What is Web Scraping?
Web scraping is a powerful technique for extracting data from websites. In this article, we will explore how to scrape book details such as titles, prices, and ratings from the website "Books to Scrape" using Python. We will also enhance the script to improve error handling and data storage.
Extracting Books Data Example
To demonstrate web scraping, we will extract book details from the "Books to Scrape" website. This example covers fetching book titles, prices, and ratings and saving the extracted data in a structured format.
Prerequisites
To follow along, ensure you have Python installed along with the necessary libraries:
pip install requests beautifulsoup4 csv sqlite3
Web Scraping Process
The script follows these steps:
- Send an HTTP request to fetch the webpage content.
- Parse the HTML using BeautifulSoup.
- Extract relevant data (book title, price, and rating).
- Save the data to a CSV file for further analysis.
Step 1. Import Required Libraries
import requests
from bs4 import BeautifulSoup
import csv
import sqlite3
These libraries help in sending requests, parsing HTML, writing to CSV files, and storing data in an SQLite database.
Step 2. Set Up HTTP Headers
To avoid being blocked by the server, we set up a User-Agent header to mimic a browser request:
headers = {
'User-Agent': 'Mozilla/5.0 (Windows NT 10.0; Win64; x64) AppleWebKit/537.36 (KHTML, like Gecko) Chrome/58.0.3029.110 Safari/537.3'
}
Step 3. Initialize CSV File
We create a CSV file and define column headers:
csv_file = open('books.csv', 'w', newline='', encoding='utf-8')
csv_writer = csv.writer(csv_file)
csv_writer.writerow(['Title', 'Price', 'Rating'])
Step 4. Define the Rating Conversion Function
Since ratings are represented as class names in the HTML, we map them to numerical values:
def get_rating(rating_class):
"""Convert rating text to numerical value"""
rating_map = {'One': 1, 'Two': 2, 'Three': 3, 'Four': 4, 'Five': 5}
return rating_map.get(rating_class, 0)
Step 5. Scrape the Web Page
We send an HTTP GET request to the website and parse the response using BeautifulSoup:
url = 'http://books.toscrape.com/catalogue/page-1.html'
response = requests.get(url, headers=headers, timeout=10)
response.raise_for_status()
soup = BeautifulSoup(response.text, 'html.parser')
books = soup.find_all('article', class_='product_pod')
print(f"Processing first page... Found {len(books)} books")
Step 6. Extract and Store Data
We loop through the books and extract relevant information:
for book in books:
try:
title = book.h3.a['title']
# Extract and clean price
price_element = book.find('p', class_='price_color')
price_text = price_element.text.strip() if price_element else '0'
price_clean = ''.join(c for c in price_text if c.isdigit() or c == '.')

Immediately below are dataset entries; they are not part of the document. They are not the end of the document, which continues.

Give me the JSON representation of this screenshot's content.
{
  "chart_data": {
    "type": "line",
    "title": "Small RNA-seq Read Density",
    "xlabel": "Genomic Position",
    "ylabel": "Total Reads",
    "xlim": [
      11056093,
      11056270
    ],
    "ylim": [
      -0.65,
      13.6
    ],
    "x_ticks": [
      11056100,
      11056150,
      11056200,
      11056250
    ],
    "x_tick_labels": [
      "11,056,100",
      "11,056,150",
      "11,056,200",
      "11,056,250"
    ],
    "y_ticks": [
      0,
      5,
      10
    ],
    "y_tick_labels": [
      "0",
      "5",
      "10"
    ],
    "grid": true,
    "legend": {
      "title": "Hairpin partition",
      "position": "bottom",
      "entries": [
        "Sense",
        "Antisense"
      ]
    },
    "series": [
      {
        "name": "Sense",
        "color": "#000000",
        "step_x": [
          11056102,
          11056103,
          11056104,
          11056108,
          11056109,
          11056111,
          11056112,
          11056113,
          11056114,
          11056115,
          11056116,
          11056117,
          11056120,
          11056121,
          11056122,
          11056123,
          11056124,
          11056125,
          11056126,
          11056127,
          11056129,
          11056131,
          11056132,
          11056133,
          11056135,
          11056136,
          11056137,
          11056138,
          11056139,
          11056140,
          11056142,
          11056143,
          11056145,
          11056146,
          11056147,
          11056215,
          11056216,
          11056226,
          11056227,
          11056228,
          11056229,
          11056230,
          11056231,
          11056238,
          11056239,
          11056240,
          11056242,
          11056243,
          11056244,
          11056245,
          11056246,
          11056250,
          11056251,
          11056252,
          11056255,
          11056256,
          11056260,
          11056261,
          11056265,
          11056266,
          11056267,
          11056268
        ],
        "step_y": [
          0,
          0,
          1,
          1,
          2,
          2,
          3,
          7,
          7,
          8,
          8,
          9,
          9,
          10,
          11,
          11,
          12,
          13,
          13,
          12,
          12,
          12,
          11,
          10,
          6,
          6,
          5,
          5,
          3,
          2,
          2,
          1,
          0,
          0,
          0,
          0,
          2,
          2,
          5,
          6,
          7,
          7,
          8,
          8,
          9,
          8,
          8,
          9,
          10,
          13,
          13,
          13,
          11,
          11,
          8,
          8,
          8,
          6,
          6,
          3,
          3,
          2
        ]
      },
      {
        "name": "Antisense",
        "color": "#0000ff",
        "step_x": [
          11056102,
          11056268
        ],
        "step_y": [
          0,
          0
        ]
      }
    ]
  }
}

# Handle multiple decimal points and empty values
if not price_clean:
price = 0.0
else:
parts = price_clean.split('.')
if len(parts) > 1:
price_clean = f"{parts[0]}.{''.join(parts[1:])}"
price = float(price_clean)
# Extract rating
rating_element = book.find('p', class_='star-rating')
rating_class = rating_element['class'][1] if rating_element else ''
rating = get_rating(rating_class)
# Write to CSV
csv_writer.writerow([title, price, rating])
print(f"Processed book: {title}")
except Exception as e:
print(f"Error processing book: {e}")
print(f"Raw price text: {repr(price_text)}")
print(f"Cleaned price: {repr(price_clean)}")
continue
Output
![Web Scraping Books Data Using Python]()
Enhancements and Future Improvements
- Pagination Handling: Extend the script to scrape multiple pages automatically.
- Database Storage: Save scraped data to an SQLite database for better data management.
- Error Handling: Improve exception handling for robustness.
- GUI Integration: Develop a simple interface to display results interactively.
With these improvements, you can transform this script into a fully functional web scraping tool.